Detroit Man Spends $1.5 Million At Casino After Credit Card GlitchA Detroit man is in hot water after blowing $1,543,104 at the casino following a credit card glitch which allowed him unlimited withdrawals.
In August 2009, while stopping off at an ATM on his way to a Motor City casino, retired General Motors worker Ronald Page discovered he was able to make unlimited withdrawals with his cash card, despite having just a few hundred dollars in his Bank of America account.
Subsequently, the 56 year old proceeded to go on a 15 day gambling bender during which time he withdrew and gambled away $1.5 million before the bank finally realized what was happening.

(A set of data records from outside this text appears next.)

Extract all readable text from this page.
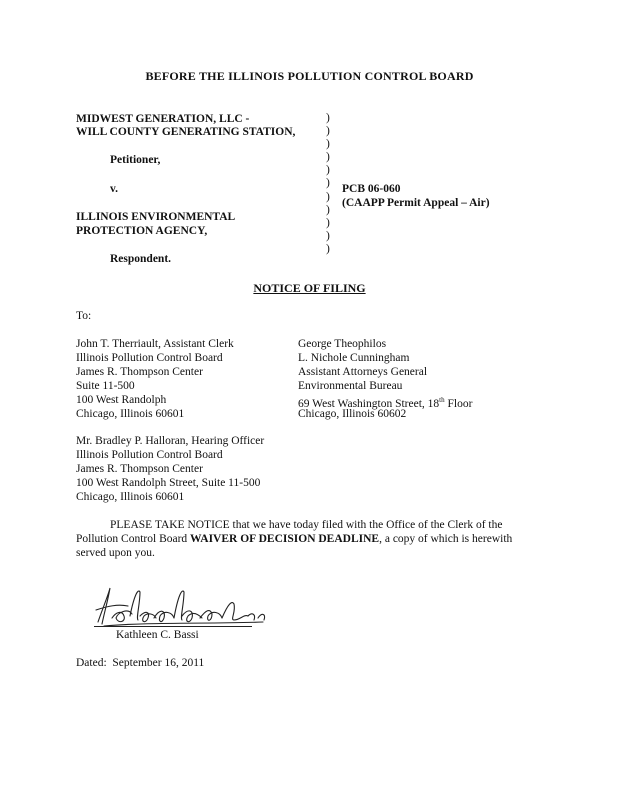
BEFORE THE ILLINOIS POLLUTION CONTROL BOARD
MIDWEST GENERATION, LLC -
WILL COUNTY GENERATING STATION,
Petitioner,
v.
ILLINOIS ENVIRONMENTAL
PROTECTION AGENCY,
Respondent.
)
)
)
)
)
)
)
)
)
)
)
PCB 06-060
(CAAPP Permit Appeal – Air)
NOTICE OF FILING
To:
John T. Therriault, Assistant Clerk
Illinois Pollution Control Board
James R. Thompson Center
Suite 11-500
100 West Randolph
Chicago, Illinois 60601
George Theophilos
L. Nichole Cunningham
Assistant Attorneys General
Environmental Bureau
69 West Washington Street, 18th Floor
Chicago, Illinois 60602
Mr. Bradley P. Halloran, Hearing Officer
Illinois Pollution Control Board
James R. Thompson Center
100 West Randolph Street, Suite 11-500
Chicago, Illinois 60601
PLEASE TAKE NOTICE that we have today filed with the Office of the Clerk of the
Pollution Control Board WAIVER OF DECISION DEADLINE, a copy of which is herewith
served upon you.
Kathleen C. Bassi
Dated:  September 16, 2011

Amongst the casinos which Ronald Page withdrew money from included Greektown Casino for $312,000, MGM Grand Casino for $103,000 and Motor City Casino for $514,000.
Following the incident, Mr Page has been convicted of theft and is now awaiting sentencing on June 27th. However, prosecutors are recommending a lenient sentence of 15 months in jail for Ronald Page,as they believe he “had a lapse of judgment and the bank was at fault for allowing this to happen.”
Apparently, in 2004 Ronald Page initially opened an account at LaSalle Bank, which was subsequently acquired by Bank of America in 2008. The indictment then explains that this is when the bank unlimited cash withdrawals and overdrafts error occurred.
After Bank of America discovered withdrawals ranging from $51,477 to $515,000 at various Detroit casinos cash dispensing machines, Mr Page had his cash card finally declined, before receiving a call from the bank demanding immediate repayment. Thus far, as the indictment explains “no money has been returned to the bank.”
Cases of cash dispensing machines going wrong are not rare and happen all around the world. In 2009, a gas station in Greater Manchester, UK, started handing out double the money requested after being incorrectly loaded by a Nationwide contractor. It was then swamped by hundreds of customers before the glitch was discovered by which time around £10,000 in extra money had been paid out. As a Nationwide contractor commented at the time:
“It is disappointing no one reported the matter earlier in the day when lots of people were aware and it is disappointing some people were deliberately using the machine to take extra money. Legally, recipients of payments made by mistakes are not entitled to benefit from it.”